At Christmas there was much merry-making for the tenantry and poor people at Egremont, and Roger Egremont threw open his house for the first time since his return from France. Many very ardent Whig maidens were inclined to forgive Mr. Egremont his outrageous conduct to the present government, and all of the Tory young ladies thought him the charmingest fellow alive. To this flattering treatment Roger responded with the most delightful gallantry and impudence, but gave no sign of abandoning his bachelorhood. And the last of February he departed on a mysterious errand to France. King William was very ailing then, and the Tory gentlemen wished Mr. Egremont to delay his journey for a few days, in view of the supposed imminence of the King’s death. This, however, Mr. Egremont declared he could not do, but he would return almost immediately, feeling it his duty to be in England, if possible, when William exchanged Whitehall for Abraham’s bosom.
At noon, on the sixth day after leaving Egremont, he knocked at the door of the Scotch Benedictines in Paris. He had taken off his mourning, and wore a plain but handsome riding-dress of brown and silver.
In a moment or two he was walking, hat in hand, through the long corridors, his masculine footsteps resounding strangely in that quiet place. And then he was shown into the garden. It was at the back of the great building, and fronted south, so that, although it was but March, there was something soft and balmy and even April-like about it.
In this sheltered garden spot the hyacinths and narcissus were freshly blooming, while a great bed of violets was darkly green, with the violet buds showing faintly against the polished leaves. The crocuses were peeping up shyly, those tender flowers, the harbingers of sunshine. All these things Roger Egremont felt rather than saw, for he had ever been open-eyed to the pictures which Nature unfolds, and attentive to her lightest whisper.
There was a long box-bordered walk through the garden, and at the end a little circular place enclosed with ancient box trees. In it was a stone bench set upon the mossy ground, green, like a carpet. This sweet spot was as secluded as if it were in the green heart of the woods at la Rivière. The sun shone radiantly, and standing full in the golden light of noon was Michelle. She still wore a black gown and a black hood, which showed off the milky whiteness of her skin and the dark beauty of her eyes. She was standing with one hand on the back of the stone bench as if to support herself; and when her eyes fell on Roger, she advanced a step and raised her arms, in a motion like a bird about to begin its flight.
How Roger got over that space between the flagged walk and the stone bench he never knew,—only, that he was holding her slender hands in his, that her eyes were downcast, and tears were falling upon her pale cheeks and making crystal drops upon her black gown. The first thought that came into Roger’s mind was, that Michelle was, in truth, beautiful,—far more so than he had ever dreamed, even in those times of strange flowering out of her beauty, such as on that ill-starred wedding morning. She was no longer in the first flush of her youth; she was not radiant in satin and blazing with jewels, but dressed, with a nun-like simplicity, in black; agitation had driven the color from her cheeks; but yet, but yet, for the first time since he had first seen her, in the meadows of St. Germains, Roger Egremont thought her absolutely beautiful.

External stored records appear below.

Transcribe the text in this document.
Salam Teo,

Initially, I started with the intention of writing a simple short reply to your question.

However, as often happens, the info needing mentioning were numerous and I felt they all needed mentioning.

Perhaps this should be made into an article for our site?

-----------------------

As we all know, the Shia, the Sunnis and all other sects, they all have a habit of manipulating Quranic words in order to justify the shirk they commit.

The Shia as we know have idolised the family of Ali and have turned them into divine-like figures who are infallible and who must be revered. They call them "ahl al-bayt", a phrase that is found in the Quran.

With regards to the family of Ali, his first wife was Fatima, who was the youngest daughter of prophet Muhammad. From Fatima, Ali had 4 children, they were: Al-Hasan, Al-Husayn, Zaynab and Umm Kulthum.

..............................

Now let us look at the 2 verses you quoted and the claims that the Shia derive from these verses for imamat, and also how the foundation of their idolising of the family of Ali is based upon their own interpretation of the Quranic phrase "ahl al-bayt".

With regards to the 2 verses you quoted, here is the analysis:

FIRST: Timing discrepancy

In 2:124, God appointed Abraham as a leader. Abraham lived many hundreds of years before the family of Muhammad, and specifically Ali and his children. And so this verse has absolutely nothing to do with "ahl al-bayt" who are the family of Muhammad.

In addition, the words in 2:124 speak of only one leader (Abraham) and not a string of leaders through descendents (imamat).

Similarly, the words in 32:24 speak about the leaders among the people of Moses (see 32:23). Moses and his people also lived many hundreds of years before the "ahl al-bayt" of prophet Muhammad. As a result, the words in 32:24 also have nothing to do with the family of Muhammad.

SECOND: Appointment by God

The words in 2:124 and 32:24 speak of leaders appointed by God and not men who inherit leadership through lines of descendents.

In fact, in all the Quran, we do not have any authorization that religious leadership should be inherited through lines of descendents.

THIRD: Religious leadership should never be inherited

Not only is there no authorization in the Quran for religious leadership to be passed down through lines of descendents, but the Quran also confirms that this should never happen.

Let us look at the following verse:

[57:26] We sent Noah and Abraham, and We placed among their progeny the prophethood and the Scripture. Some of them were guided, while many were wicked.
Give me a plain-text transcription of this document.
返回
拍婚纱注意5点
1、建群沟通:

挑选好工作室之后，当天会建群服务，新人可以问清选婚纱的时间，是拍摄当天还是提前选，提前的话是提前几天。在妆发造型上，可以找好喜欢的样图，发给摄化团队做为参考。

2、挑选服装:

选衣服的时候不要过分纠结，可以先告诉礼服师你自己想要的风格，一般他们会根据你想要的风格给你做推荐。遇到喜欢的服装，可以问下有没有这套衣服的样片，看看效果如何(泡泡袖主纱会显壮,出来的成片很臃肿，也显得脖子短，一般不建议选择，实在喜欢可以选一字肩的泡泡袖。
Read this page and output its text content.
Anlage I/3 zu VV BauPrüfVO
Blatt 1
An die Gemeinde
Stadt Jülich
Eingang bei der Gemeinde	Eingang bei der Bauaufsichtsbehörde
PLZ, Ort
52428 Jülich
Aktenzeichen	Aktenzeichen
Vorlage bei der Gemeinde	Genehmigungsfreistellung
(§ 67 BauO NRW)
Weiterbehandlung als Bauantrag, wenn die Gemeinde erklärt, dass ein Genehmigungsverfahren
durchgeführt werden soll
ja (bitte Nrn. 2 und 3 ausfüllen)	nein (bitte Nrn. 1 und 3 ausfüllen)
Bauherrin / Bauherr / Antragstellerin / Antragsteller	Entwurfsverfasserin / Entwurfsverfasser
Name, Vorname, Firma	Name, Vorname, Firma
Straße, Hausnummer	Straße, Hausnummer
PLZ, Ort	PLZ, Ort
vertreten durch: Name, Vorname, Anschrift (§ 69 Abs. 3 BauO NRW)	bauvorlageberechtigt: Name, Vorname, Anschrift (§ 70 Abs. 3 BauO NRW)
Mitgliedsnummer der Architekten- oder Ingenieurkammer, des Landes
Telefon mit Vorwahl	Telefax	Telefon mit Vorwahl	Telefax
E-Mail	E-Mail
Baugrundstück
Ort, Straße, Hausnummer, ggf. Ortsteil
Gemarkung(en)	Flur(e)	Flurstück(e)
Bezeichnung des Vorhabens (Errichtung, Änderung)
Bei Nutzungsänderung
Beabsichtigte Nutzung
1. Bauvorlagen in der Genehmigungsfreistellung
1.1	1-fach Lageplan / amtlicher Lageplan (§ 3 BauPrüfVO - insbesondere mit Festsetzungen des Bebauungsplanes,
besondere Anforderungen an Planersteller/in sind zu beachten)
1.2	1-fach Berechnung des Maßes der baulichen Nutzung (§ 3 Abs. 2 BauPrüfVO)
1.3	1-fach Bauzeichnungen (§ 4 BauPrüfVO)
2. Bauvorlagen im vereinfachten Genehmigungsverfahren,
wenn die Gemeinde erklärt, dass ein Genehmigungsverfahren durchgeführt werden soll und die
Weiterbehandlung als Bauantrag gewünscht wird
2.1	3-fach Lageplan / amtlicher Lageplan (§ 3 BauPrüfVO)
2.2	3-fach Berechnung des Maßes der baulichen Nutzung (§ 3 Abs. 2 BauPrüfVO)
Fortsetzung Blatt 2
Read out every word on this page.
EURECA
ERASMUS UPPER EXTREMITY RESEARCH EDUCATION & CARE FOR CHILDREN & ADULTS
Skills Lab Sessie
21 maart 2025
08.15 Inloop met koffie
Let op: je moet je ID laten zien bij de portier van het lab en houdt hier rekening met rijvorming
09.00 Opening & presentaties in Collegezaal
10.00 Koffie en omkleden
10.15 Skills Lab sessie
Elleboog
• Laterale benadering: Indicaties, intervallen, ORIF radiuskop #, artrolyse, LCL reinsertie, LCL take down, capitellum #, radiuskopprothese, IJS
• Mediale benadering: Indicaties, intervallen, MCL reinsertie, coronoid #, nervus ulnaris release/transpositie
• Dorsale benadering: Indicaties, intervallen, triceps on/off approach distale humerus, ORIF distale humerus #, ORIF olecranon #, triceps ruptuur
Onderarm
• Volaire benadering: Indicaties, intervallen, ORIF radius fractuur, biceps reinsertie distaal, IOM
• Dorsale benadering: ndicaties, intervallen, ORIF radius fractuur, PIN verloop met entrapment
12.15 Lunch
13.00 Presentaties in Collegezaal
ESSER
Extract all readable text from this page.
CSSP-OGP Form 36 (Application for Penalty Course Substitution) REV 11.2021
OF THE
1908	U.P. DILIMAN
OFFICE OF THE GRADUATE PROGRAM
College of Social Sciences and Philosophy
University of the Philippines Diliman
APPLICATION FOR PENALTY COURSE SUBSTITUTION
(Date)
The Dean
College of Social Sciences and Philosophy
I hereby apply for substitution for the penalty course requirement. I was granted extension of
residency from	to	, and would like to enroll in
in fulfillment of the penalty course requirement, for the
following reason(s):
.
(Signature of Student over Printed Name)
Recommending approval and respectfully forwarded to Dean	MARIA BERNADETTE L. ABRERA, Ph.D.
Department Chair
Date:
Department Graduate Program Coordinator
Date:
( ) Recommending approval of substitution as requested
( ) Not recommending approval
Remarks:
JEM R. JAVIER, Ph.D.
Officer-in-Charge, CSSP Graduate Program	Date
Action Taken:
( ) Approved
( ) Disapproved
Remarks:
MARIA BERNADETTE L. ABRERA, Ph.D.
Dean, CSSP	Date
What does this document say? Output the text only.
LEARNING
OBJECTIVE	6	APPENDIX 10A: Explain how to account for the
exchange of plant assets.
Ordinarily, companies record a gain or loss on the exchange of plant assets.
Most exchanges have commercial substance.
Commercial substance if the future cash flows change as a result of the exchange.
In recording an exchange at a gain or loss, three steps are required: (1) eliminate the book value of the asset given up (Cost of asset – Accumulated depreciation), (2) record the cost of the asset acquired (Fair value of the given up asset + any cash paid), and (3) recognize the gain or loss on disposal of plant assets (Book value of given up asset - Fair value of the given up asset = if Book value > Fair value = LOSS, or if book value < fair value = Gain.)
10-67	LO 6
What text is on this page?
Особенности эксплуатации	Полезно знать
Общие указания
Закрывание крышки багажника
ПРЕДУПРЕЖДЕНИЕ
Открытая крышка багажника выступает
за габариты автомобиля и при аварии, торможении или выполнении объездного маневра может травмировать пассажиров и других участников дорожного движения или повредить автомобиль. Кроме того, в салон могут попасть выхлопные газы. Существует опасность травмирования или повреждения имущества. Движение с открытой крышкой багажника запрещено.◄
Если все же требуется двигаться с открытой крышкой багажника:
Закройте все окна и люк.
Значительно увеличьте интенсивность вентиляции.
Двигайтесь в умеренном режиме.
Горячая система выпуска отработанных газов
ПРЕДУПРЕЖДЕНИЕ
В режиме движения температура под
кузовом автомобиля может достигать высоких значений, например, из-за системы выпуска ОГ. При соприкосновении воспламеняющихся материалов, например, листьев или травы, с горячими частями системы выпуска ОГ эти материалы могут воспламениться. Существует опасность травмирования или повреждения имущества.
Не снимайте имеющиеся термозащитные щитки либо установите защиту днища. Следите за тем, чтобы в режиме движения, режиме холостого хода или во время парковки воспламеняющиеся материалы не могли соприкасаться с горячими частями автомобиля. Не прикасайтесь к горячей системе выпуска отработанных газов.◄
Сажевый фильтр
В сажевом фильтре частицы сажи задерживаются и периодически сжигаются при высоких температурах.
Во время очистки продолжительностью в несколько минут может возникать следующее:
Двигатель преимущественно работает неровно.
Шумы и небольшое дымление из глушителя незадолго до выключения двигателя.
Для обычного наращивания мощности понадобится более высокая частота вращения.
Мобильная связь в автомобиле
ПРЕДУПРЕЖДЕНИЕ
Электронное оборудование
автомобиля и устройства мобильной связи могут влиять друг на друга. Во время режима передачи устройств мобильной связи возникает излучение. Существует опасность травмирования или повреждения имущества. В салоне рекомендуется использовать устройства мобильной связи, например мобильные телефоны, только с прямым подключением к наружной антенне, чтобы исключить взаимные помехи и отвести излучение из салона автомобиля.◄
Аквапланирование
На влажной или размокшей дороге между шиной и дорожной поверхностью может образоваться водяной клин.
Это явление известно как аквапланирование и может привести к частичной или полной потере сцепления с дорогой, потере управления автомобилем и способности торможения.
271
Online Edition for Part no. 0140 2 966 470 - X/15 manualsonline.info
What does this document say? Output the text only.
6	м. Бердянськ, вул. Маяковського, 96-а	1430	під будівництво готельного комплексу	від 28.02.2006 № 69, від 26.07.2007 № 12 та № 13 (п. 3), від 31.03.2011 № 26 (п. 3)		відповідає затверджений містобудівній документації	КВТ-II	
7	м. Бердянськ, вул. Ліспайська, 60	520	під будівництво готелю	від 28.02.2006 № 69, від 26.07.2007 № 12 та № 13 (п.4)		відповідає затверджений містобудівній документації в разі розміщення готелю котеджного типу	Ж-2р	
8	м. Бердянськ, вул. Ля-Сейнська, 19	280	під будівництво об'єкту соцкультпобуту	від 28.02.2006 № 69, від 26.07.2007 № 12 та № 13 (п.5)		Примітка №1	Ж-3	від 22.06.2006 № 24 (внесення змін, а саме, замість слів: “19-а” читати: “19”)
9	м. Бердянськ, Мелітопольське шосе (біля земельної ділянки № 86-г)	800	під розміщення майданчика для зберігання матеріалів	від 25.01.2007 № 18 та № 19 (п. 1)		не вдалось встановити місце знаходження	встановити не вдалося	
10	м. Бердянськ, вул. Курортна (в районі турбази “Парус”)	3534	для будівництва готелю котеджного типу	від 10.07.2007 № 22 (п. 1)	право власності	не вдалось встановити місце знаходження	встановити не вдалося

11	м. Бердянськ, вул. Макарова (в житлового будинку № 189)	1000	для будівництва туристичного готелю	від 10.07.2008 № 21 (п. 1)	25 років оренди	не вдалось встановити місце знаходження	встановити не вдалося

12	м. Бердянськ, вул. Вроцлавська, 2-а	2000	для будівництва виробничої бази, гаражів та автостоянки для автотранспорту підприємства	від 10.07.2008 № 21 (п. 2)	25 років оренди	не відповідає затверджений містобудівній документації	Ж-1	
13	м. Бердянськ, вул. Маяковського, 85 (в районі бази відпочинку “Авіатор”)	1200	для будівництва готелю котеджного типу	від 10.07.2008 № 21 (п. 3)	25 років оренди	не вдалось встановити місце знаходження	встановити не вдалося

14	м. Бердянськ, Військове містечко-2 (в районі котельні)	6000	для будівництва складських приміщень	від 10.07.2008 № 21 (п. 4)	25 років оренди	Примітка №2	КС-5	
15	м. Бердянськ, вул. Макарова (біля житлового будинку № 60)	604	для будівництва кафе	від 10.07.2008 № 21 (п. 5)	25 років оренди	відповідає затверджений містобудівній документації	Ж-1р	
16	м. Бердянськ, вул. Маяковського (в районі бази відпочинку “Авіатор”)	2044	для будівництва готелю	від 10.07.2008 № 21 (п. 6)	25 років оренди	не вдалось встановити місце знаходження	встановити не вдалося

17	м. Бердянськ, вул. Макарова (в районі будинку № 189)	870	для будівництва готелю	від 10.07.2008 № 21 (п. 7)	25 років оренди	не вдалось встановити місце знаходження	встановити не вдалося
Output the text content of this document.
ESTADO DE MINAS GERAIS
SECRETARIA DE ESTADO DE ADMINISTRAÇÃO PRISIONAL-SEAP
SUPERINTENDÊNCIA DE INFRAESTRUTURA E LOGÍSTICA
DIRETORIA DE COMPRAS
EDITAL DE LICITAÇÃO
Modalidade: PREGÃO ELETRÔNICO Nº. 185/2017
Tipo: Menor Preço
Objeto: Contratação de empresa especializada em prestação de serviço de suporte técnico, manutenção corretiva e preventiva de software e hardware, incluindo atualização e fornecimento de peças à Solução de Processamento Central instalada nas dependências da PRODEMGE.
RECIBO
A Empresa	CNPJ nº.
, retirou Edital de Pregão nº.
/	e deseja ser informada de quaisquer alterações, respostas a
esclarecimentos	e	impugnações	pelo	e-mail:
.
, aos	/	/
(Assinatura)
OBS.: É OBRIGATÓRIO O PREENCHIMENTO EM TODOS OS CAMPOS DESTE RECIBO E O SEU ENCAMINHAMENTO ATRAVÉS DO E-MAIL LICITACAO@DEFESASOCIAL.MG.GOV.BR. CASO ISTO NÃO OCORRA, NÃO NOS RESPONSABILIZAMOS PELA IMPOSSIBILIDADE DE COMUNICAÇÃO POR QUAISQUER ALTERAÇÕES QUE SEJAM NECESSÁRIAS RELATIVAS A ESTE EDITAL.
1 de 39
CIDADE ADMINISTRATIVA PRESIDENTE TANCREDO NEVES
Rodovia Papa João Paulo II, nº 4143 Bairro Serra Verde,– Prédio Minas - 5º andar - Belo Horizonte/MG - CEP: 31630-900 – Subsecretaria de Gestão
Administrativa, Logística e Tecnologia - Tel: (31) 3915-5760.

Roger spoke a few incoherent words, and Michelle replied, she knew not what. Such a meeting as theirs, with the recollections of seven years behind them, with those weeks of rapture, mixed with anguish, at la Rivière, standing out, glowing with delight, and, alas! red with shame,—does not bring the soft, unthinking joy which comes to those who have not suffered greatly. Each read the heart of the other, and read there shame and sorrow for that one lapse from integrity; but with that remorse was a deep, deep thankfulness. They had escaped the actual wrong-doing, but each had the feeling of a person who has walked blindfold on the edge of a precipice; and one single step—it made Roger Egremont, strong man as he was, tremble at the thought of that one step which would have cast them both into the abyss. And as for Michelle, innocent woman that she was, she knew in her heart what Magdalen felt when she washed the feet of the Saviour with tears.
In a little while the habit of self-command asserted itself. They became outwardly calm, and sat down on the bench together, and began to examine each other with the tender furtiveness of lovers. Roger was transformed by happiness. He never had, and never could have, regular beauty; but he had, in great perfection, that masculine comeliness which counts with women far more than beauty. He had lost that look of sadness which, in evil moments, changed to surliness. His eyes were bright and glancing, and he showed his white teeth often in a smile. He was not so sunburned as he had been in his campaigning days, and looked like a man with whom the world went well.
There was little to say of themselves after Roger had said,—
“This day a year ago I sent you word I would return on this day, and here I am.”